João Santana, responsável pelo marketing eleitoral das campanhas presidenciais petistas de 2006 a 2014, se identifica com a esquerda, mas tem uma visão crítica do governo Lula. Sua análise clara deveria provocar insights nos apoiadores do presidente. Paradoxalmente, João Santana corre o risco de ser considerado traidor por condenar a idolatria de lulistas aos erros do líder. 

Em entrevista à Folha de S.Paulo, João Santana apontou três equívocos da esquerda que valem a pena ser destacados. O primeiro, é o erro de deixar o bolsonarismo monopolizar a crítica ao presidente. Mesmo após o fim da campanha, ainda existe a concepção de que admoestar o presidente é tornar Bolsonaro mais forte. 

Como resultado, em 2026, as inevitáveis falhas do governo petista só encontrarão desaprovação e solução na direita, que se tornará o único referencial. Todo o outro campo estará comprometido com a defesa dos erros de Lula; mais ainda: se identificando com suas limitações. 

O que leva ao segundo conselho: o melhor que Lula pode fazer com Bolsonaro é superá-lo. Deixar para que a Justiça se encarregue de seu destino, pois a vitória política já se confirmou. “A coisa mais importante a se fazer é melhorar Lula, não piorar Bolsonaro. Piorar o péssimo? Não. [Precisamos] melhorar aquilo que já é bom. O Lula tem coisas boas, mas é uma pessoa naturalmente comodista e conciliadora em excesso.”

Por último, João Santana levanta uma reflexão crucial mas ainda pouco articulada na imprensa.

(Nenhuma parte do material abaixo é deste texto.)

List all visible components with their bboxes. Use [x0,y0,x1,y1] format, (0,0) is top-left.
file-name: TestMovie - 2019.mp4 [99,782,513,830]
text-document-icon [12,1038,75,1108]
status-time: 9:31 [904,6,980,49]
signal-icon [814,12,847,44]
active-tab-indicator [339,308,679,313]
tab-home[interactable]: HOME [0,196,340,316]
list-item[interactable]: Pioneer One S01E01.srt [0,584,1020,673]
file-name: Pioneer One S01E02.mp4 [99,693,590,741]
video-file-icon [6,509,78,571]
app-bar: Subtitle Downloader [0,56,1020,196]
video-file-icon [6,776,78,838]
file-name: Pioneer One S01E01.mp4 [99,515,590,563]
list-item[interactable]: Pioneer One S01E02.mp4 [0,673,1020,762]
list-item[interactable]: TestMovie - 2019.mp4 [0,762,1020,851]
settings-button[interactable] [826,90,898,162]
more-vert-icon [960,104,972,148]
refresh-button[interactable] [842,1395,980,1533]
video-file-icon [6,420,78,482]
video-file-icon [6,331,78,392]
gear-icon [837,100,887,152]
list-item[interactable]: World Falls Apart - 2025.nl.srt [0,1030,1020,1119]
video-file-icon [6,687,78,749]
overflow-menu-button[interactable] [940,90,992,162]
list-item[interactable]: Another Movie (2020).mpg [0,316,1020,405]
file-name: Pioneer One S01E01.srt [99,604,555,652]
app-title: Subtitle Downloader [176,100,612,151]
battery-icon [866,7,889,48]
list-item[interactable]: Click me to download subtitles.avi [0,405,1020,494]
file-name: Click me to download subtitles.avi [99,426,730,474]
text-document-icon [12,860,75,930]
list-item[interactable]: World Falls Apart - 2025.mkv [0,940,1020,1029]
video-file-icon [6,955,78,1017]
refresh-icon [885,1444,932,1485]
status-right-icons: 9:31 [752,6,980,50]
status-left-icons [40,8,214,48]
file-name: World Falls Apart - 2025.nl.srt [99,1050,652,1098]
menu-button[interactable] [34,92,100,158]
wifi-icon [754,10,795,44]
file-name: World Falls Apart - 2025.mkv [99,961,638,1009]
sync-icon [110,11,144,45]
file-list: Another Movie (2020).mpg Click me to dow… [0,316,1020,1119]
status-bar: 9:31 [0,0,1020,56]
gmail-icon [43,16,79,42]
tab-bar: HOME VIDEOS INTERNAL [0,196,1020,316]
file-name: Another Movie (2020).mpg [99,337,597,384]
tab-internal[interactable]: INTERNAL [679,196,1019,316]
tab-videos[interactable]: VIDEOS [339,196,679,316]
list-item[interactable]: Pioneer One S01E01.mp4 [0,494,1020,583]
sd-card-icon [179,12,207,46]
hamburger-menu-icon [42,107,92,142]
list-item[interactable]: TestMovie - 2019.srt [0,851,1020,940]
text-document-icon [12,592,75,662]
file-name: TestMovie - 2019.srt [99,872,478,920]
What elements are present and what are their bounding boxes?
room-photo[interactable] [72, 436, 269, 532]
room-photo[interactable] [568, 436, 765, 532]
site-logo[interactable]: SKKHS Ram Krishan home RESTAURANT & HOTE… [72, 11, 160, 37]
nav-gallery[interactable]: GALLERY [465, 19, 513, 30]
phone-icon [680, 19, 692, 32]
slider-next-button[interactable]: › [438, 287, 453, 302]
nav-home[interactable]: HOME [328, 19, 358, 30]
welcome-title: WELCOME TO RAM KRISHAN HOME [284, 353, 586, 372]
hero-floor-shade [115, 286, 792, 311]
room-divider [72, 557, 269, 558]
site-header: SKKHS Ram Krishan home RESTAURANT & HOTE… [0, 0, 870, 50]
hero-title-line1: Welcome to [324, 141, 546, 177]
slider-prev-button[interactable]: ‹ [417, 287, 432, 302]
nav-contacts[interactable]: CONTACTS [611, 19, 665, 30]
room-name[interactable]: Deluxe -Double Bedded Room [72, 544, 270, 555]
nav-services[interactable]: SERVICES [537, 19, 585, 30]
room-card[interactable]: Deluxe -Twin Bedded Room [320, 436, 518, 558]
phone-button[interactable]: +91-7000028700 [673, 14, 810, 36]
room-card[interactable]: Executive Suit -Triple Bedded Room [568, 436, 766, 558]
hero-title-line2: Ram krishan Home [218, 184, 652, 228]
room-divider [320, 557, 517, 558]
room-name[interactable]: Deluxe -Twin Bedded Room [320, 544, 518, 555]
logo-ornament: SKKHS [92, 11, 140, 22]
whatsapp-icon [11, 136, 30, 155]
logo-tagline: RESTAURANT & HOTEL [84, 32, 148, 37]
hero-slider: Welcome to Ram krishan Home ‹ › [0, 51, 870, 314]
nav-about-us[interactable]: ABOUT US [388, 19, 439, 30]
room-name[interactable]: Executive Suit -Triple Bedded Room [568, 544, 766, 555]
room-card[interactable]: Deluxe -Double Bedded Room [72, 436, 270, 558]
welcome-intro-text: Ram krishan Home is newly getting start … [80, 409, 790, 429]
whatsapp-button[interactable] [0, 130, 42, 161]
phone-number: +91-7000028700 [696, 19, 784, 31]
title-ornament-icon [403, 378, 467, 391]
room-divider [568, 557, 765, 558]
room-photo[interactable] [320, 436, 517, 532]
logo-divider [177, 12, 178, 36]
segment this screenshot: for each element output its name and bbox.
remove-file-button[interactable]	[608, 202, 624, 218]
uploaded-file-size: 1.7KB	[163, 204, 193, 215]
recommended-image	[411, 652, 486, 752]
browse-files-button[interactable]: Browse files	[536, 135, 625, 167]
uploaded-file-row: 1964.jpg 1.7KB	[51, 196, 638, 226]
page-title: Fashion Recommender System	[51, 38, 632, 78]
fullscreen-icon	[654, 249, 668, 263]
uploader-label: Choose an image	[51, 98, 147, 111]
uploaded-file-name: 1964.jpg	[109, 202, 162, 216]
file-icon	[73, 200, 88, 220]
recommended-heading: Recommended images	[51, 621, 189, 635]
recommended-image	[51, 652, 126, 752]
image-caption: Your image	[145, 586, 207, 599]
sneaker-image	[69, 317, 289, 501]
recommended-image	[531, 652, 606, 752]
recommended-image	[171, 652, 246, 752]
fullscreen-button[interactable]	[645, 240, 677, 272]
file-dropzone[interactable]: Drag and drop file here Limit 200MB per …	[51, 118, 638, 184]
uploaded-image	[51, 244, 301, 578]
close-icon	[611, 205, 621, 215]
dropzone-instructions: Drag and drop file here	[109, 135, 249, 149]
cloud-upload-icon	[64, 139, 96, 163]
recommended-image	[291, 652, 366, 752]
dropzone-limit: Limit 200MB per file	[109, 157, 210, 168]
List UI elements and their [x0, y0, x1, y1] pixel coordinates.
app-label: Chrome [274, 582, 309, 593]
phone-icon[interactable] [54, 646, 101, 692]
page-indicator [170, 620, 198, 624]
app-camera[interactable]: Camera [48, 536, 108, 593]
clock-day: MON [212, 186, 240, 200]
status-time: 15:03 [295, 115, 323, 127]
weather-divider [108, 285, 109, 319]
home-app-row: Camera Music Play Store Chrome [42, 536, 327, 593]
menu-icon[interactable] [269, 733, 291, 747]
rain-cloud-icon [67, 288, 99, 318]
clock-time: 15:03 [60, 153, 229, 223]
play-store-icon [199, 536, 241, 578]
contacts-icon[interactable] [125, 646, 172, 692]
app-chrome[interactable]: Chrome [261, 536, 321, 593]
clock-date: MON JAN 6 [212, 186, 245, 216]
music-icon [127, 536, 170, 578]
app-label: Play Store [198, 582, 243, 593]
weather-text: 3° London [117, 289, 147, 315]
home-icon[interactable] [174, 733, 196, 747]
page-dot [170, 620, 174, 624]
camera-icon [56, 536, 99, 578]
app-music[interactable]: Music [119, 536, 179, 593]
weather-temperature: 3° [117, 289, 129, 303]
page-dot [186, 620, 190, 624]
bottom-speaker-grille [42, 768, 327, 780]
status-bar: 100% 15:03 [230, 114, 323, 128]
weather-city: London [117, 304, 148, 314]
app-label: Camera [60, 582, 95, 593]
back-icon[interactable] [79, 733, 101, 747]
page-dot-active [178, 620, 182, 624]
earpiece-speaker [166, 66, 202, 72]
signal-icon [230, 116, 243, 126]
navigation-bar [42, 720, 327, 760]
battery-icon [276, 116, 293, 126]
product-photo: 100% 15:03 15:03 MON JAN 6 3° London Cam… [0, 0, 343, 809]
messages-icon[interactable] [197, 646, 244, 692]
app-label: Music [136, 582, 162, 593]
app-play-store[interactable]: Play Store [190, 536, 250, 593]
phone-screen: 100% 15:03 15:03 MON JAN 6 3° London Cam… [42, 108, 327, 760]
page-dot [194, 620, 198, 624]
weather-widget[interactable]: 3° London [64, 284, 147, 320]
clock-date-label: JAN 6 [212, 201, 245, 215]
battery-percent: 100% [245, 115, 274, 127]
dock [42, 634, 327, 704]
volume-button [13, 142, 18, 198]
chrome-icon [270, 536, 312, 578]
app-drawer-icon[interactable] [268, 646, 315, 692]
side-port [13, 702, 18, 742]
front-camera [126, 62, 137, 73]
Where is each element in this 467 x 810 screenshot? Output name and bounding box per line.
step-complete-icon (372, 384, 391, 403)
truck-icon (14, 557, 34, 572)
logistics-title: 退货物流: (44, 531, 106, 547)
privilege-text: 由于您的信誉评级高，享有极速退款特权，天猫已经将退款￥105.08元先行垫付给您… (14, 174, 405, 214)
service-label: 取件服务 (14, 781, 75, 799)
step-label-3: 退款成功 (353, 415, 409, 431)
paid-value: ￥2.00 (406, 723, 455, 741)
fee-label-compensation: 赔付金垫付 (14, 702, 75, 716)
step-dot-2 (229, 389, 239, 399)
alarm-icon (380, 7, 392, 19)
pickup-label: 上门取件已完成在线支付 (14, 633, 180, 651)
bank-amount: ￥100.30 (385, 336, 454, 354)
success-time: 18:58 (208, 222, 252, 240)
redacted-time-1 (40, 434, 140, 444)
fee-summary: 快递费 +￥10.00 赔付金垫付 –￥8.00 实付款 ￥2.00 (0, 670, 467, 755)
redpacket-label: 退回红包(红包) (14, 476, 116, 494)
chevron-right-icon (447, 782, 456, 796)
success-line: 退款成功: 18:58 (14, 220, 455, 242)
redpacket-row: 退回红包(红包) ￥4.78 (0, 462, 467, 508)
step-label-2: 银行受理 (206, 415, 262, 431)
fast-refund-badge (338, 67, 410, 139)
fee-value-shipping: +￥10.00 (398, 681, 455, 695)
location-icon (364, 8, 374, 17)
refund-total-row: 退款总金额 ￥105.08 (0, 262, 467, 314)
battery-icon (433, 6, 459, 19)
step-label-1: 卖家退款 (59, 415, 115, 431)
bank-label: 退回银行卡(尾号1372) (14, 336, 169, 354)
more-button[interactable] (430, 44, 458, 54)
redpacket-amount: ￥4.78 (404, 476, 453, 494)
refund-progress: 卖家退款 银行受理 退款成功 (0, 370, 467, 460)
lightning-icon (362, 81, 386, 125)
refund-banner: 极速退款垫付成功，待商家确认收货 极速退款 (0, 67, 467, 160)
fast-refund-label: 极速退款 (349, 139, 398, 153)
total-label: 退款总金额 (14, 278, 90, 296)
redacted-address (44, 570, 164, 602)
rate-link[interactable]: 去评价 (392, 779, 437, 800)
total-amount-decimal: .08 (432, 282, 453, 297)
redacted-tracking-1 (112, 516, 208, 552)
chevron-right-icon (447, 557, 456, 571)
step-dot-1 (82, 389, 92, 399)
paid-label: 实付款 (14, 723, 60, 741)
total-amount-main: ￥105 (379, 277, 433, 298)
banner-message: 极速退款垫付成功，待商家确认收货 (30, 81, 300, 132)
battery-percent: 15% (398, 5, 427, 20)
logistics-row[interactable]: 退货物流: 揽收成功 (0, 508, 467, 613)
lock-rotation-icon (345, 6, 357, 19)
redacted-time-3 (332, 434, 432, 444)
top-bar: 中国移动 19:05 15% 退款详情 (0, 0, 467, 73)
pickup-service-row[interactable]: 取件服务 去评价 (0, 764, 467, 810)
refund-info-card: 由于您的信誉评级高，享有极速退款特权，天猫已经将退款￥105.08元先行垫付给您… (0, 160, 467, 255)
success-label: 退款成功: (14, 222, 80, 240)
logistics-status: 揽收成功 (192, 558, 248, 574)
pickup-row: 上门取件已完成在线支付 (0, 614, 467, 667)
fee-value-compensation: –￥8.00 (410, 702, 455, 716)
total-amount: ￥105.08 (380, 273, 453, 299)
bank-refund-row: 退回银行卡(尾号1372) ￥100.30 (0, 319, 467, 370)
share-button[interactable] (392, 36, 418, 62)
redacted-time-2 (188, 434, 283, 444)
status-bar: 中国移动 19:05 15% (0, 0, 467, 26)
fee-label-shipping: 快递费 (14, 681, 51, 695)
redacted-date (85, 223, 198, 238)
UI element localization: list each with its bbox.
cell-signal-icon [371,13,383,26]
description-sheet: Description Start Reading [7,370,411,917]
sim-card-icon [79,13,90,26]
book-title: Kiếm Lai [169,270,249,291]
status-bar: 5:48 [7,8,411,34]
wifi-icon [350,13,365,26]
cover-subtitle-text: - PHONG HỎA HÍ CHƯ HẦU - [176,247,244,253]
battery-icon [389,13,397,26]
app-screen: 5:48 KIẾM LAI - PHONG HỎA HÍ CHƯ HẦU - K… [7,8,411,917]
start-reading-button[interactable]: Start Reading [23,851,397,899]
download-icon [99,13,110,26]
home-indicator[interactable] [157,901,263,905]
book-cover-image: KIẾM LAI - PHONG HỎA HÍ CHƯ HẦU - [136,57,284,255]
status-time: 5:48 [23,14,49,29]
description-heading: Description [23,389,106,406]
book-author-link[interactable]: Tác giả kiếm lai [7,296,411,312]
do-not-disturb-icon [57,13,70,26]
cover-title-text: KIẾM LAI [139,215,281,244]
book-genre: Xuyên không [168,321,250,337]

Lula afirmou em 22 de novembro de 2022 que seu governo seria de transição. Transição para onde? O principal equívoco do presidente é a aparente incompreensão de um novo mundo e o apego às fórmulas do passado. 

Lula, esquecendo-se de seu compromisso de campanha e com Marina Silva (Rede), se esquece da transição para uma matriz energética limpa e agora debate a exploração de petróleo na foz do rio Amazonas. Debate o carro popular, em vez de debater a mobilidade e o urbanismo modernos como os de países desenvolvidos. Debate o controle do Banco Central em um contexto de economia globalizada muito diferente daquele que encontrou em 2002

A culpa de tudo isso, João Santana não atribui à comunicação, como se tornou clichê repetir. “Fala-se muito que o governo tem problema de comunicação, mas acho que, na verdade, a comunicação sofre problemas de governo”, afirmou à Folha. Segundo ele, o protagonismo excessivo de um líder “quase narcísico” e a repetição retórica não são suficientes, como também não é suficiente vender doses de empatia e de institucionalidade. Outra máxima de João Santana: “Lula precisa tomar cuidado para que o discurso da miséria não vire a miséria do discurso”.

A comunicação faz sua parte, diz Santana, falta agora que o governo se mobilize para tocar os evangélicos, a Amazônia por uma nova abordagem, os liberais da economia, os militares e os produtores do agro. Lula discursa para estes grupos ora com rancor, ora com viés conciliador; mas produz poucas políticas para convencê-los.